You have a sixth sense… one of those gifts God has blessed you with. I don’t have to say a word… somehow you know when something just isn’t right with me. YOU find a way to make it go away. You will search all day for the perfect flower and run to me saying “Mommy happy?” I want you to know….. it is ALWAYS YOU that makes me happy…. not the things of this world.
You made me trade in my old eyes for brand new ones. Eyes that see the beauty in the small things. Eyes that see the beauty in people. Not for who they are or what they have…. but for their heart. I have never seen the world…. REALLY seen it…. until you.
You have made me stronger than ever. I can fight for you against the strongest giants. Fight battles I never thought I could and climb the highest mountains with you strapped on my back. Because true strength isn’t measured by my muscles, but by the strength of my heart. The heart you helped me strengthen.

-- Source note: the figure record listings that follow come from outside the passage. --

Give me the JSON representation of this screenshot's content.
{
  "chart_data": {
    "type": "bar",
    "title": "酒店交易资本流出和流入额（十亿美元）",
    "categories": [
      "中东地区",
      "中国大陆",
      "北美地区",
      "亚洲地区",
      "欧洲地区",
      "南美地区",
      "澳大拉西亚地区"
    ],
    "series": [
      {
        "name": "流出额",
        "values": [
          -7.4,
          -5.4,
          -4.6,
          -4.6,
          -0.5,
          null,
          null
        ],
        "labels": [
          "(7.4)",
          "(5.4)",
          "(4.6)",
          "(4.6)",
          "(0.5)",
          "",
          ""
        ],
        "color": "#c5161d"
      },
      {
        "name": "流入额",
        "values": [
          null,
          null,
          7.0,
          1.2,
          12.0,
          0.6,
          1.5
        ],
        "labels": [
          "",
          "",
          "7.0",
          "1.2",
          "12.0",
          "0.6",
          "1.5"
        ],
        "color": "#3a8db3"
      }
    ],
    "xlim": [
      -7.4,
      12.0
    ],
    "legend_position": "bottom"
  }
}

You help me see the light in this dark world and in myself. You don’t focus on my imperfections… but you take the things I actually do right, and you hold on so tightly. You cling to the good in the world.
You have taught me the importance of time. Seconds. Milliseconds. Each should be cherished. I am not sure how long we have together…. what God’s plan is for us. What I do know is…. each millisecond will count.
You showed me carelessness is foolishness. The choices we make now will make impacts on our beginnings of tomorrow. Each choice should be accounted for.
You have taught me to love myself. Not through the world’s eyes…. but through God’s.
The innocence of your world is exactly what this mom needed. Never change my sweet baby. Because of you, I can carry the world on my shoulders.
Your transformed mom
Matthew 18:2-4 – 2 He called a little child to him, and placed the child among them. And he said: “Truly I tell you, unless you change and become like little children, you will never enter the kingdom of heaven. Therefore, whoever takes the lowly position of this child is the greatest in the kingdom of heaven.